HSE & Minister sign ED Congestion Escalation Directive to ensure that progress made to date on overcrowding is sustained and deepened
The Director General of the HSE Tony O’Brien, the Director of Acute Hospital Services Liam Woods and Minister for Health Leo Varadkar have signed a Protocol to build on the small but significant progress made in recent weeks to address Emergency Department overcrowding.
This Protocol for acute hospitals requires them to implement their Escalation Plan whenever their Emergency Department experiences overcrowding. Hospitals which do not comply will be subject to penalties with the resources re-allocated. It follows a small improvement in trolley numbers in the past week, compared with the same period last year. The Directive is designed to ensure that as much further progress is made in the weeks and months ahead in terms of managing ED overcrowding.
Speaking today Minister Varadkar said: “The most recent numbers from the INMO and SDU indicate that the number of people on trollies is lower for November 2015 than November 2014. This represents a marked improvement from the summer when the situation was between 20% and 40% worse than summer 2014.
“On any given weekday, the number of patients on trollies peaks around 300, falling to 150 by the evening. While still not good enough, this is a far cry from the 500-600 we witnessed in January. The situation has eased due to the measures taken to date including increased staffing, more beds in hospitals, nursing homes and community facilities, more home helps and home care packages to facilitate discharge, and more community intervention teams, day hospital capacity and acute medical assessment units, to allow people to avoid having to go to the Emergency Department at all. Attendances are down about 1% this year. Nonetheless, there are still far too many people waiting too long in our Emergency Departments, so further measures now need to be taken to escalate this response to ensure that the progress is sustained.
“Today I signed a directive jointly with Tony O’Brien and Liam Woods, setting out the measures that hospitals must take when overcrowding occurs. It is our expectation that this can help to secure in December some of the progress made so far as even more beds will open.”
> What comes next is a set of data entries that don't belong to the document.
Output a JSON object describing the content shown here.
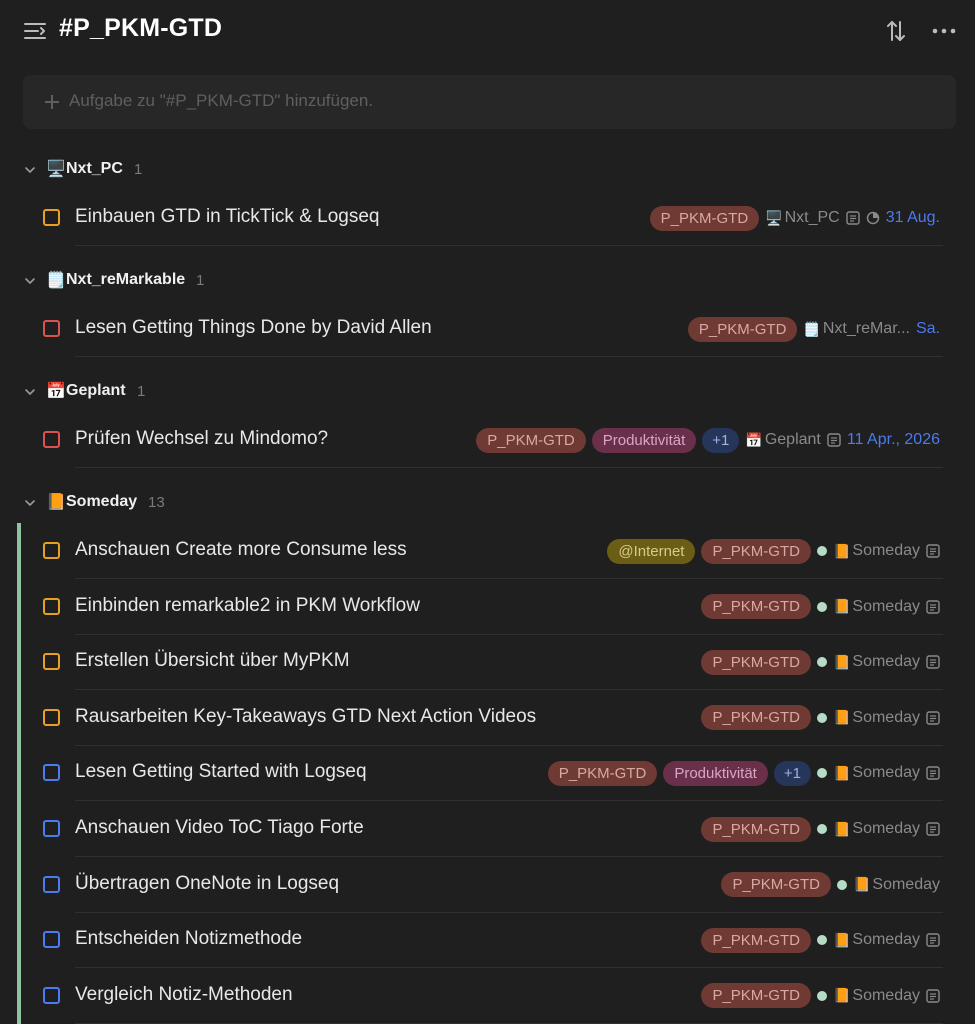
{
  "header": {
    "title": "#P_PKM-GTD"
  },
  "add_task": {
    "placeholder": "Aufgabe zu \"#P_PKM-GTD\" hinzufügen."
  },
  "colors": {
    "background": "#1f1f1f",
    "priority_high": "#d9534f",
    "priority_medium": "#e6a023",
    "priority_low": "#4a7bf0",
    "date": "#4a7bf0",
    "someday_accent": "#8fc3a1"
  },
  "sections": [
    {
      "emoji": "🖥️",
      "name": "Nxt_PC",
      "count": "1",
      "tasks": [
        {
          "title": "Einbauen GTD in TickTick & Logseq",
          "priority": "orange",
          "tags": [
            "P_PKM-GTD"
          ],
          "list_emoji": "🖥️",
          "list": "Nxt_PC",
          "date": "31 Aug."
        }
      ]
    },
    {
      "emoji": "🗒️",
      "name": "Nxt_reMarkable",
      "count": "1",
      "tasks": [
        {
          "title": "Lesen Getting Things Done by David Allen",
          "priority": "red",
          "tags": [
            "P_PKM-GTD"
          ],
          "list_emoji": "🗒️",
          "list": "Nxt_reMar...",
          "date": "Sa."
        }
      ]
    },
    {
      "emoji": "📅",
      "name": "Geplant",
      "count": "1",
      "tasks": [
        {
          "title": "Prüfen Wechsel zu Mindomo?",
          "priority": "red",
          "tags": [
            "P_PKM-GTD",
            "Produktivität"
          ],
          "more": "+1",
          "list_emoji": "📅",
          "list": "Geplant",
          "date": "11 Apr., 2026"
        }
      ]
    },
    {
      "emoji": "📙",
      "name": "Someday",
      "count": "13",
      "tasks": [
        {
          "title": "Anschauen Create more Consume less",
          "priority": "orange",
          "tags": [
            "@Internet",
            "P_PKM-GTD"
          ],
          "list_emoji": "📙",
          "list": "Someday"
        },
        {
          "title": "Einbinden remarkable2 in PKM Workflow",
          "priority": "orange",
          "tags": [
            "P_PKM-GTD"
          ],
          "list_emoji": "📙",
          "list": "Someday"
        },
        {
          "title": "Erstellen Übersicht über MyPKM",
          "priority": "orange",
          "tags": [
            "P_PKM-GTD"
          ],
          "list_emoji": "📙",
          "list": "Someday"
        },
        {
          "title": "Rausarbeiten Key-Takeaways GTD Next Action Videos",
          "priority": "orange",
          "tags": [
            "P_PKM-GTD"
          ],
          "list_emoji": "📙",
          "list": "Someday"
        },
        {
          "title": "Lesen Getting Started with Logseq",
          "priority": "blue",
          "tags": [
            "P_PKM-GTD",
            "Produktivität"
          ],
          "more": "+1",
          "list_emoji": "📙",
          "list": "Someday"
        },
        {
          "title": "Anschauen Video ToC Tiago Forte",
          "priority": "blue",
          "tags": [
            "P_PKM-GTD"
          ],
          "list_emoji": "📙",
          "list": "Someday"
        },
        {
          "title": "Übertragen OneNote in Logseq",
          "priority": "blue",
          "tags": [
            "P_PKM-GTD"
          ],
          "list_emoji": "📙",
          "list": "Someday"
        },
        {
          "title": "Entscheiden Notizmethode",
          "priority": "blue",
          "tags": [
            "P_PKM-GTD"
          ],
          "list_emoji": "📙",
          "list": "Someday"
        },
        {
          "title": "Vergleich Notiz-Methoden",
          "priority": "blue",
          "tags": [
            "P_PKM-GTD"
          ],
          "list_emoji": "📙",
          "list": "Someday"
        }
      ]
    }
  ]
}
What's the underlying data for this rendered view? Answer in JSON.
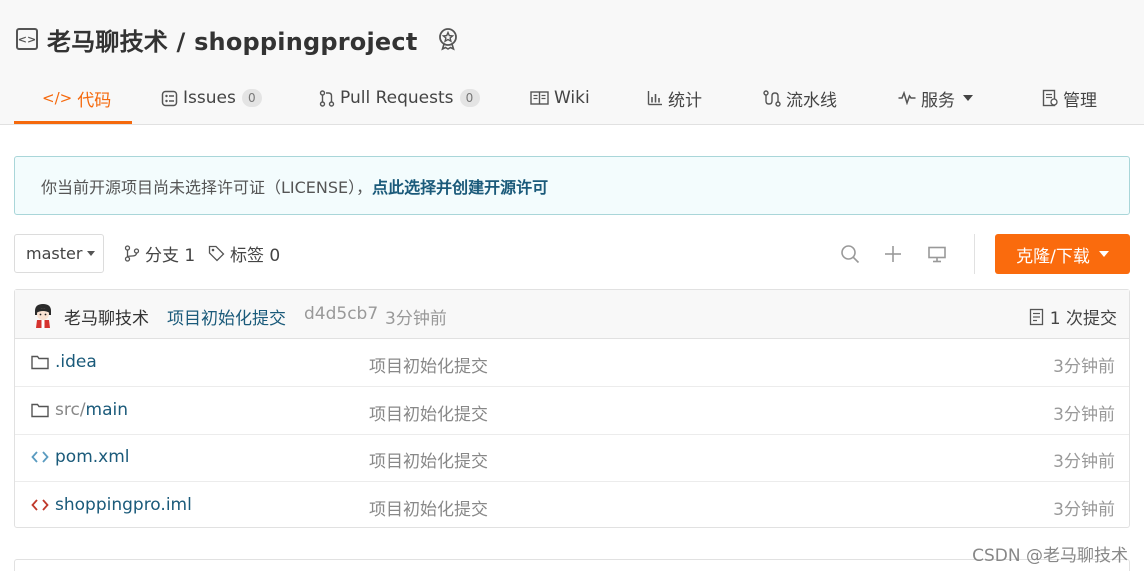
{
  "repo": {
    "icon": "code-box-icon",
    "title": "老马聊技术 / shoppingproject",
    "badge_icon": "award-badge-icon"
  },
  "tabs": [
    {
      "label": "代码",
      "icon": "code-icon",
      "active": true
    },
    {
      "label": "Issues",
      "icon": "issues-icon",
      "count": "0"
    },
    {
      "label": "Pull Requests",
      "icon": "pull-request-icon",
      "count": "0"
    },
    {
      "label": "Wiki",
      "icon": "book-icon"
    },
    {
      "label": "统计",
      "icon": "bar-chart-icon"
    },
    {
      "label": "流水线",
      "icon": "pipeline-icon"
    },
    {
      "label": "服务",
      "icon": "pulse-icon",
      "dropdown": true
    },
    {
      "label": "管理",
      "icon": "manage-icon"
    }
  ],
  "notice": {
    "text": "你当前开源项目尚未选择许可证（LICENSE），",
    "link": "点此选择并创建开源许可"
  },
  "toolbar": {
    "branch": "master",
    "branches_label": "分支 1",
    "tags_label": "标签 0",
    "clone_label": "克隆/下载"
  },
  "latest_commit": {
    "author": "老马聊技术",
    "message": "项目初始化提交",
    "sha": "d4d5cb7",
    "time": "3分钟前",
    "count_label": "1 次提交"
  },
  "files": [
    {
      "type": "folder",
      "name": ".idea",
      "prefix": "",
      "message": "项目初始化提交",
      "time": "3分钟前",
      "icon": "folder-icon"
    },
    {
      "type": "folder",
      "name": "main",
      "prefix": "src/",
      "message": "项目初始化提交",
      "time": "3分钟前",
      "icon": "folder-icon"
    },
    {
      "type": "code",
      "name": "pom.xml",
      "prefix": "",
      "message": "项目初始化提交",
      "time": "3分钟前",
      "icon": "code-file-icon"
    },
    {
      "type": "code",
      "name": "shoppingpro.iml",
      "prefix": "",
      "message": "项目初始化提交",
      "time": "3分钟前",
      "icon": "code-file-icon"
    }
  ],
  "watermark": "CSDN @老马聊技术",
  "colors": {
    "accent": "#f5690d",
    "link": "#1a5a7a",
    "notice_bg": "#f3fcfd",
    "notice_border": "#a9d6d9"
  }
}
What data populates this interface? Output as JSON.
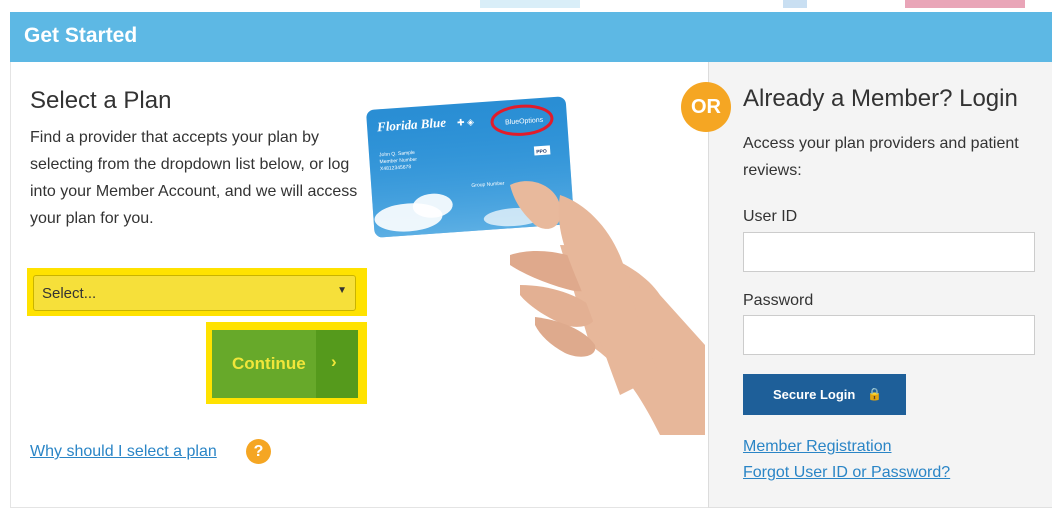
{
  "header": {
    "title": "Get Started"
  },
  "select_plan": {
    "heading": "Select a Plan",
    "description": "Find a provider that accepts your plan by selecting from the dropdown list below, or log into your Member Account, and we will access your plan for you.",
    "dropdown_value": "Select...",
    "continue_label": "Continue",
    "continue_arrow": "›",
    "why_link": "Why should I select a plan",
    "help_icon_glyph": "?"
  },
  "card": {
    "brand": "Florida Blue",
    "plan": "BlueOptions",
    "name_lines": [
      "John Q. Sample",
      "Member Number",
      "X4812345678"
    ],
    "badge": "PPO",
    "group": "Group Number"
  },
  "login": {
    "or_badge": "OR",
    "heading": "Already a Member? Login",
    "description": "Access your plan providers and patient reviews:",
    "user_label": "User ID",
    "user_value": "",
    "password_label": "Password",
    "password_value": "",
    "login_button": "Secure Login",
    "lock_glyph": "🔒",
    "register_link": "Member Registration",
    "forgot_link": "Forgot User ID or Password?"
  },
  "colors": {
    "header_bg": "#5db8e4",
    "highlight": "#ffe200",
    "continue_bg": "#67a92a",
    "login_bg": "#1e5f99",
    "link": "#2a85c6",
    "orange": "#f5a623"
  },
  "icons": {
    "help": "question-circle-icon",
    "caret": "caret-down-icon",
    "lock": "lock-icon",
    "arrow": "chevron-right-icon"
  }
}
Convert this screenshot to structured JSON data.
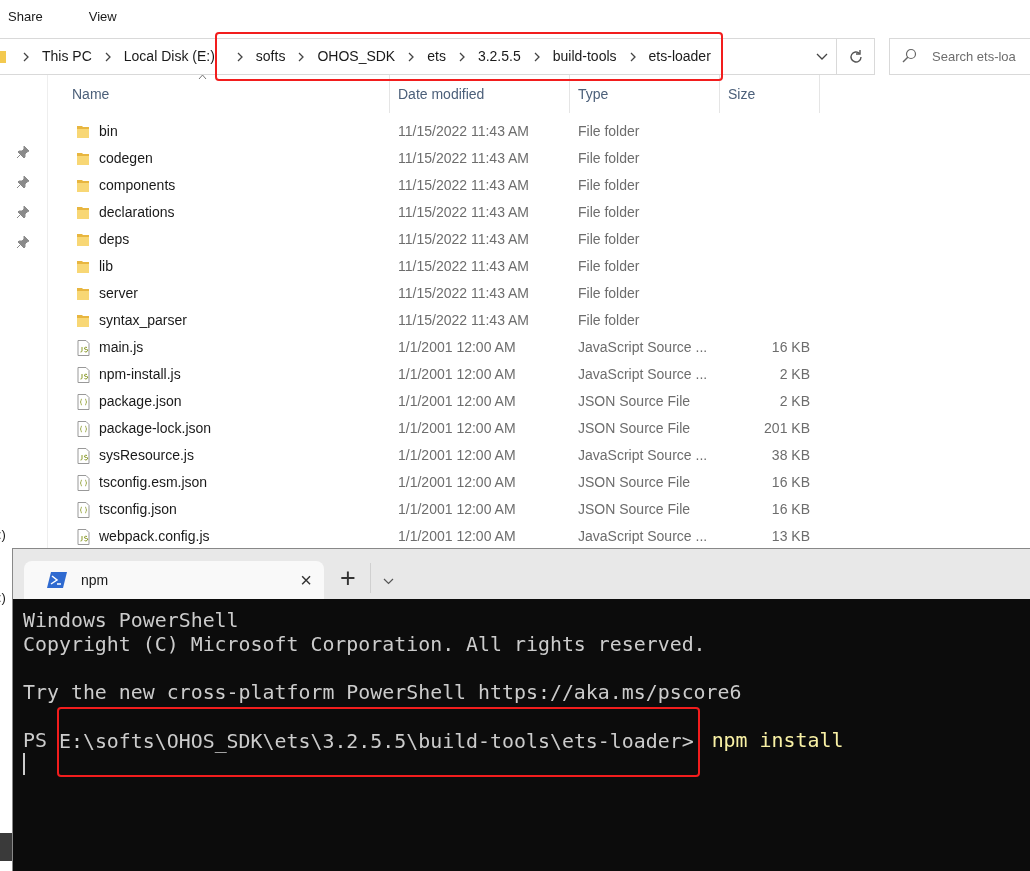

The Plan makes it compulsory for each acute hospital to take specific steps to address overcrowding such as extra ward rounds if trolley figures reach ‘red’ status as set out on the daily reports from the SDU. It also requires each hospital to take steps if any patient is left on a trolley for more than nine hours, the recommended maximum waiting time.
Significantly, the Directive removes the discretion of individual hospitals to implement their Escalation Plan.
The Directive is being issued on foot of discussions between the Director General of the HSE and the Minister for Health on how best to address ED congestion with all of the available resources, both within and outside acute hospitals.
Individual escalation plans require the following steps to be taken:
· Additional ward rounds;
· Postpone non-urgent elective procedures;
· Full cooperation with Social Care and Primary Care services in discharging patients;
· Working closely with Community Intervention Teams to provide Antibiotics and other basic care in a patient’s home or care facility, rather than a hospital;
· The national ambulance service must be engaged with actively to assist in effective turnaround times and provision of inter hospital transfers to manage group wide capacity;
· As a last resort, extra beds will be put on wards.
The Directive requires that each hospital regards ED congestion as a key issue for the whole hospital, and for primary and community care services. If ED congestion occurs, all hospitals have escalation plans to manage not only patient flow but also patient safety in a responsive, controlled and planned way that supports and ensures the delivery of optimum patient care.
The signing of the Directive follows the allocation of €117 million of additional funding specifically to address ED overcrowding, the ongoing recruitment of frontline staff, and the phased re-opening of 420 beds under the Winter Initiative.